De mensen die verwoed strijden tegen armoede en ongelijkheid spreken nauwelijks over klimaatverandering en dat is ook begrijpelijk, zelfs al zien we keer op keer dat de armste mensen veruit het meest kwetsbaar zijn voor klimaatverstoring en extreme weersomstandigheden. De klimaatmensen spreken op hun beurt weer bijna nooit over oorlog en bezetting, hoewel we weten dat de zoektocht naar fossiele brandstoffen een enorme drijfveer is voor conflict en dat dit al heel lang zo is. We spreken zelden over het feit dat het bodemloze streven naar winst zoveel mensen dwingt vijftig uur per week te werken, dat het een epidemie voortbrengt van wanhoop en sociale desintegratie, en dat het precies diezelfde structuur is die in strijd is met ons klimaat, die in strijd is met het systeem dat alles wat leeft onderhoudt.

En zelfs als we deze verbindingen doorzien, zelfs als het kwartje valt en we roepen: 'Ja, het is allemaal verbonden. Ik heb het helemaal door', zelfs dan is er nog een stuwende kracht die ons terugduwt in onze hokjes. We missen de lijm om ons samen te houden en deze compartimentalisatie betekent dat wanneer in één van deze gebieden een gedurfde oplossing opkomt - in educatie, klimaat, gevangenisstraffen, drugsbeleid - er nog steeds geen holistische visie op de wereld uit opgebouwd wordt. Het blijft een waslijst.
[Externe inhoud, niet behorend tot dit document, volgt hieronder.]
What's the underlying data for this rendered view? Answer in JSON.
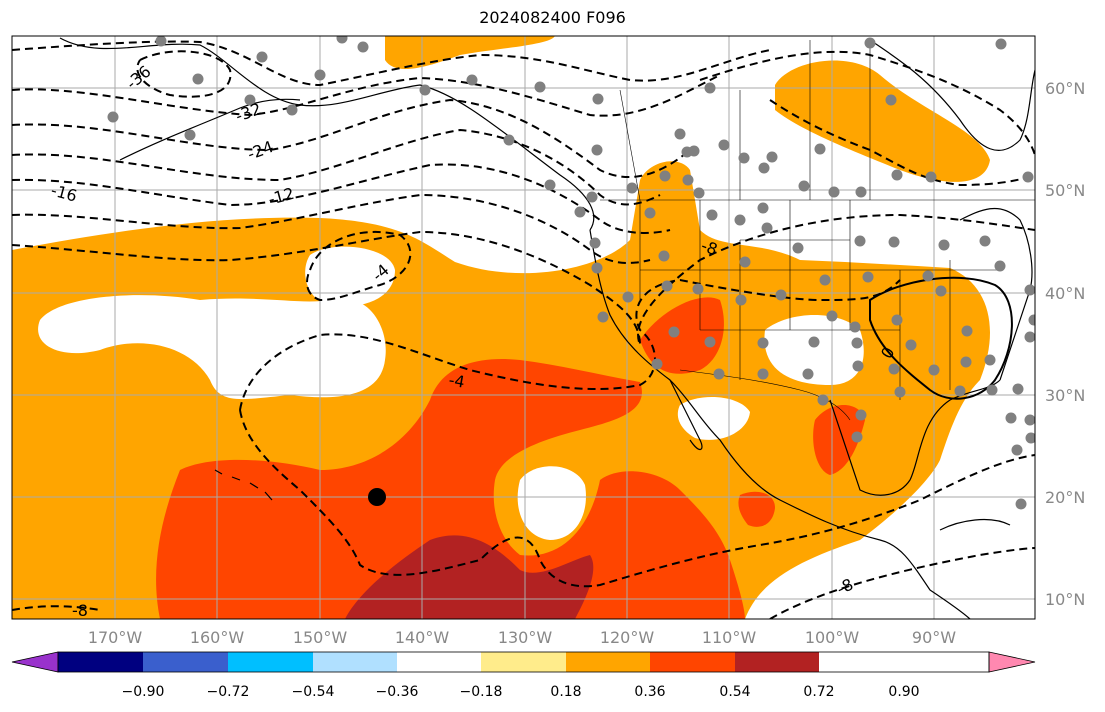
{
  "title": "2024082400 F096",
  "map": {
    "lon_ticks": [
      "170°W",
      "160°W",
      "150°W",
      "140°W",
      "130°W",
      "120°W",
      "110°W",
      "100°W",
      "90°W"
    ],
    "lat_ticks": [
      "60°N",
      "50°N",
      "40°N",
      "30°N",
      "20°N",
      "10°N"
    ],
    "contour_labels": [
      "-36",
      "-32",
      "-24",
      "-16",
      "-12",
      "-8",
      "-4",
      "-4",
      "-8",
      "0",
      "-8"
    ],
    "fill_colors": {
      "light_orange": "#ffa500",
      "red_orange": "#ff4500",
      "dark_red": "#b22222"
    },
    "station_color": "#808080"
  },
  "colorbar": {
    "ticks": [
      "−0.90",
      "−0.72",
      "−0.54",
      "−0.36",
      "−0.18",
      "0.18",
      "0.36",
      "0.54",
      "0.72",
      "0.90"
    ],
    "colors": [
      "#9932cc",
      "#000080",
      "#3a5fcd",
      "#00bfff",
      "#b0e0ff",
      "#ffffff",
      "#ffec8b",
      "#ffa500",
      "#ff4500",
      "#b22222",
      "#ff88b0"
    ]
  }
}
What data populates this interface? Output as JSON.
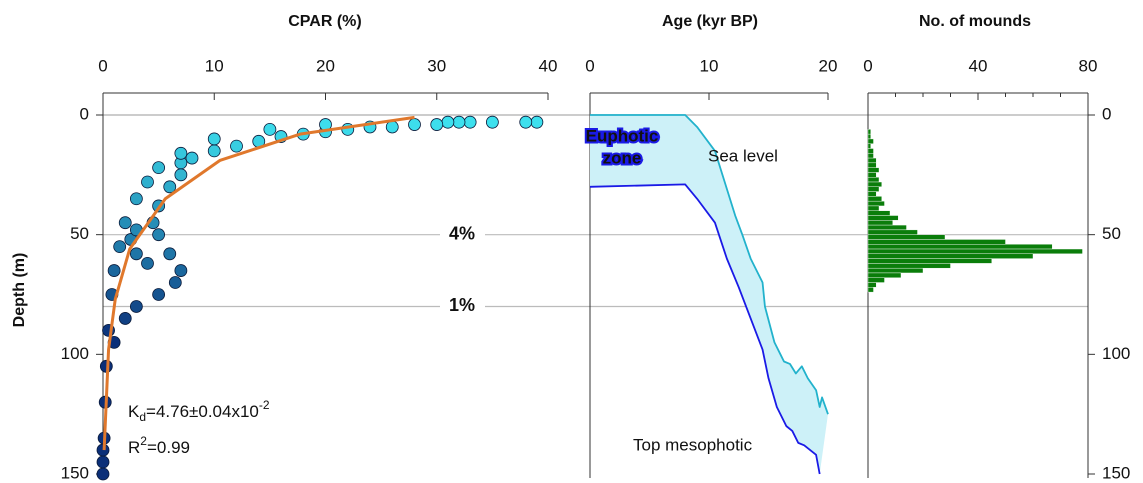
{
  "chart_data": [
    {
      "type": "scatter",
      "title": "CPAR (%)",
      "ylabel": "Depth (m)",
      "xlim": [
        0,
        40
      ],
      "xticks": [
        0,
        10,
        20,
        30,
        40
      ],
      "ylim": [
        0,
        150
      ],
      "yticks": [
        0,
        50,
        100,
        150
      ],
      "y_inverted": true,
      "series": [
        {
          "type": "scatter",
          "color_top": "#3fe6f2",
          "color_bottom": "#0b2f78",
          "x": [
            39,
            38,
            35,
            33,
            32,
            31,
            30,
            28,
            26,
            24,
            22,
            20,
            18,
            16,
            14,
            12,
            10,
            8,
            7,
            20,
            15,
            10,
            7,
            5,
            4,
            3,
            2,
            1.5,
            1,
            0.8,
            0.5,
            0.3,
            0.2,
            0.1,
            0,
            0,
            0,
            7,
            6,
            5,
            4.5,
            5,
            6,
            7,
            6.5,
            5,
            3,
            2,
            1,
            4,
            3,
            2.5,
            3
          ],
          "y": [
            3,
            3,
            3,
            3,
            3,
            3,
            4,
            4,
            5,
            5,
            6,
            7,
            8,
            9,
            11,
            13,
            15,
            18,
            20,
            4,
            6,
            10,
            16,
            22,
            28,
            35,
            45,
            55,
            65,
            75,
            90,
            105,
            120,
            135,
            150,
            145,
            140,
            25,
            30,
            38,
            45,
            50,
            58,
            65,
            70,
            75,
            80,
            85,
            95,
            62,
            58,
            52,
            48
          ]
        },
        {
          "type": "line",
          "color": "#e0782c",
          "x": [
            28,
            17.7,
            10.5,
            5.6,
            2.4,
            1.1,
            0.5,
            0.1
          ],
          "y": [
            1,
            8,
            19,
            35,
            56,
            77,
            98,
            140
          ]
        }
      ],
      "annotations": {
        "kd": [
          "K",
          "d",
          "=4.76±0.04x10",
          "-2"
        ],
        "r2": [
          "R",
          "2",
          "=0.99"
        ]
      },
      "reference_lines": [
        {
          "depth": 50,
          "label": "4%"
        },
        {
          "depth": 80,
          "label": "1%"
        }
      ]
    },
    {
      "type": "line",
      "title": "Age (kyr BP)",
      "xlim": [
        0,
        20
      ],
      "xticks": [
        0,
        10,
        20
      ],
      "ylim": [
        0,
        150
      ],
      "y_inverted": true,
      "fill": "#cdf1f8",
      "annotation": [
        "Euphotic",
        "zone"
      ],
      "series": [
        {
          "name": "Sea level",
          "color": "#22b2cc",
          "x": [
            0,
            8,
            9,
            10.5,
            12.2,
            12.8,
            13.5,
            14.5,
            14.7,
            15.5,
            16,
            16.3,
            16.8,
            17.3,
            17.8,
            18.3,
            19,
            19.3,
            19.5,
            20
          ],
          "y": [
            0,
            0,
            5,
            15,
            42,
            50,
            60,
            70,
            80,
            95,
            100,
            103,
            104,
            108,
            105,
            110,
            115,
            122,
            118,
            125
          ]
        },
        {
          "name": "Top mesophotic",
          "color": "#1a1ae6",
          "x": [
            0,
            8,
            9,
            10.5,
            11.5,
            12.5,
            13.5,
            14.5,
            15,
            15.7,
            16.5,
            17,
            17.5,
            18,
            19,
            19.3
          ],
          "y": [
            30,
            29,
            35,
            45,
            60,
            72,
            85,
            98,
            110,
            122,
            130,
            132,
            137,
            138,
            142,
            150
          ]
        }
      ]
    },
    {
      "type": "histogram",
      "orientation": "horizontal",
      "title": "No. of mounds",
      "xlim": [
        0,
        80
      ],
      "xticks": [
        0,
        40,
        80
      ],
      "xminor": [
        10,
        20,
        30,
        50,
        60,
        70
      ],
      "ylim": [
        0,
        150
      ],
      "yticks": [
        0,
        50,
        100,
        150
      ],
      "y_inverted": true,
      "color": "#0a7d0a",
      "bins": [
        6,
        8,
        10,
        12,
        14,
        16,
        18,
        20,
        22,
        24,
        26,
        28,
        30,
        32,
        34,
        36,
        38,
        40,
        42,
        44,
        46,
        48,
        50,
        52,
        54,
        56,
        58,
        60,
        62,
        64,
        66,
        68,
        70,
        72,
        74
      ],
      "values": [
        1,
        1,
        2,
        1,
        2,
        2,
        3,
        3,
        4,
        3,
        4,
        5,
        4,
        3,
        5,
        6,
        4,
        8,
        11,
        9,
        14,
        18,
        28,
        50,
        67,
        78,
        60,
        45,
        30,
        20,
        12,
        6,
        3,
        2
      ]
    }
  ]
}
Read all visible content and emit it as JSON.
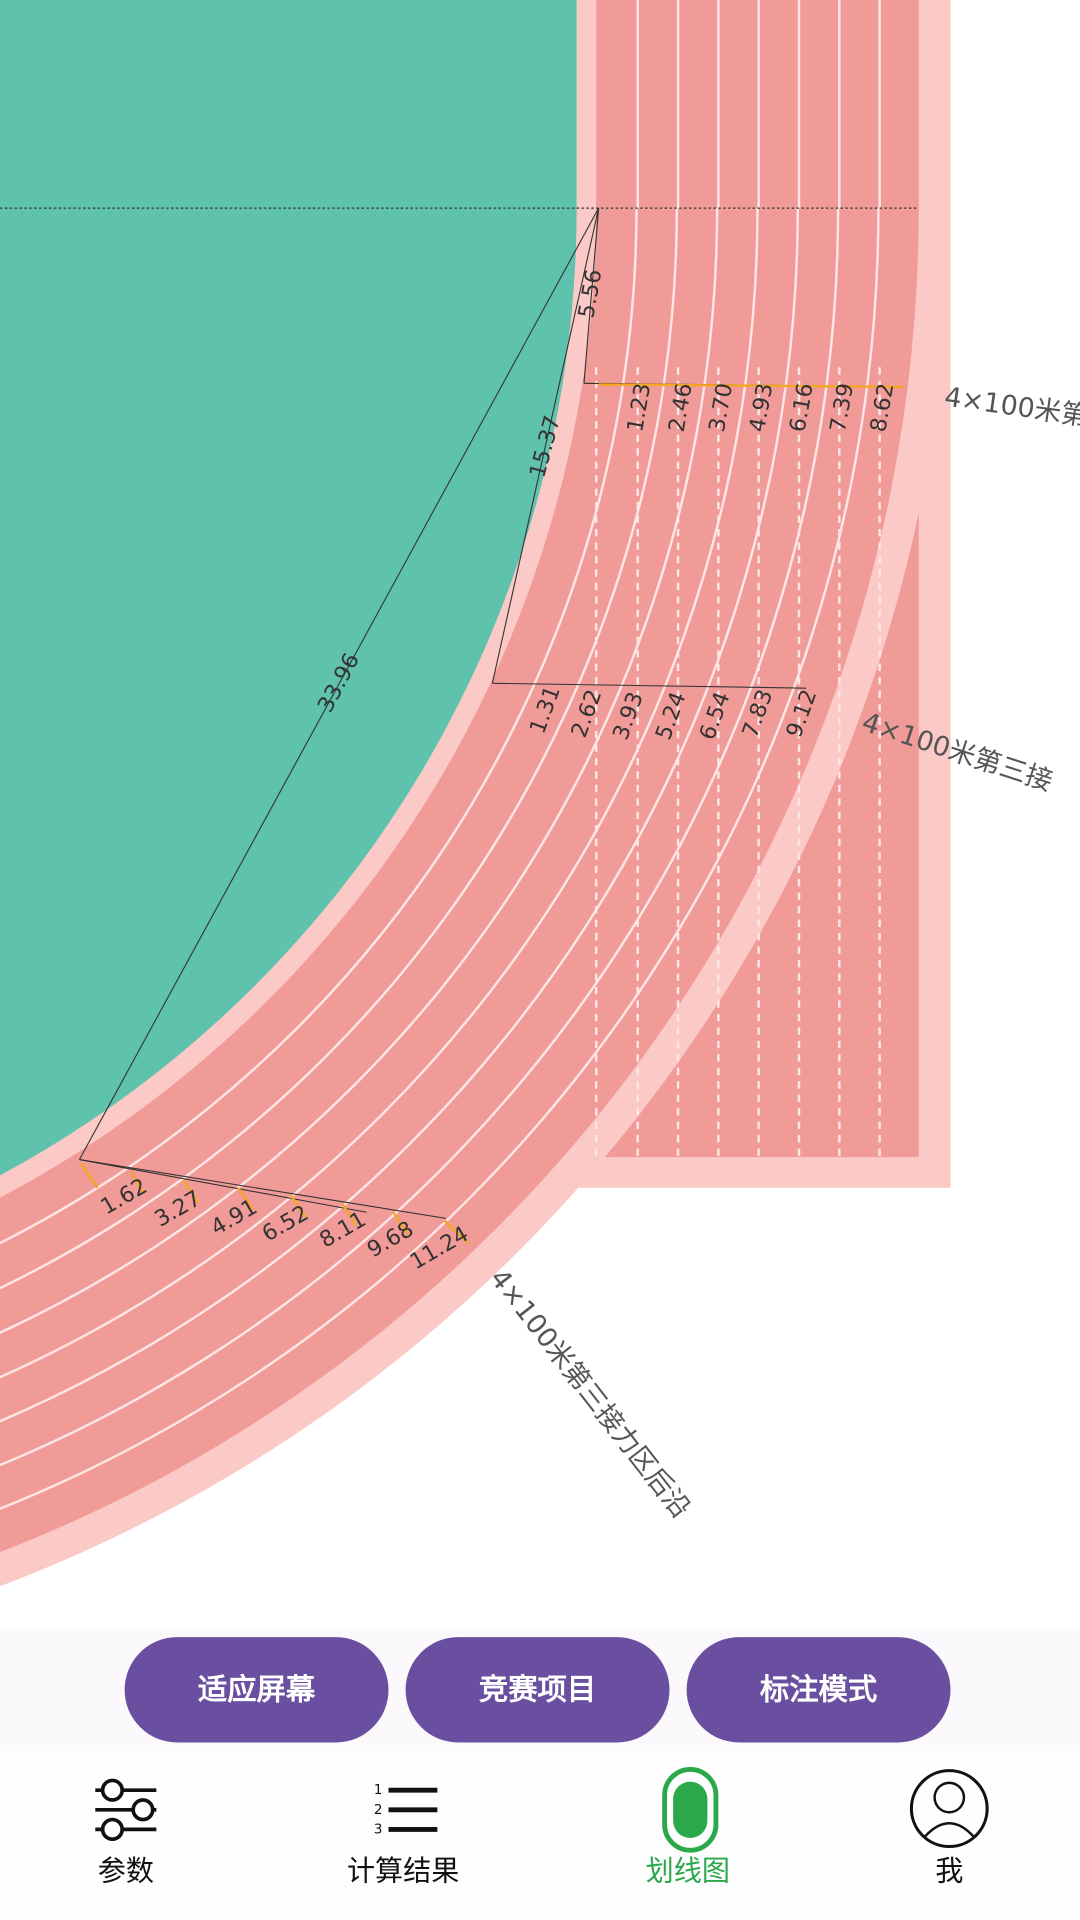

Die afwezigheid van een holistische visie kost ons een hoop. Want wanneer grootschalige crises zich voordoen en we geconfronteerd worden met de dwingende noodzaak diepgaande veranderingen te omarmen zoals tijdens de financiële crisis van 2008, of deze zomer en herfst met extreem weer in het Caribische gebied, in het zuiden van de VS, hier in Europa, over de hele wereld, of wanneer een demagoog als Donald Trump de kop op steekt, realiseren wij ons: 'Oké, we zitten diep in de problemen, we krijgen nu wel heel veel signalen, we moeten handelen.' Maar als er geen visie is over hoe we moeten veranderen, komen we vast te zitten. En terwijl wij vastzitten, vullen gevaarlijke extreemrechtse krachten het vacuüm. De vraag dringt zich aan ons op: hoe formuleren we een overtuigend 'ja'?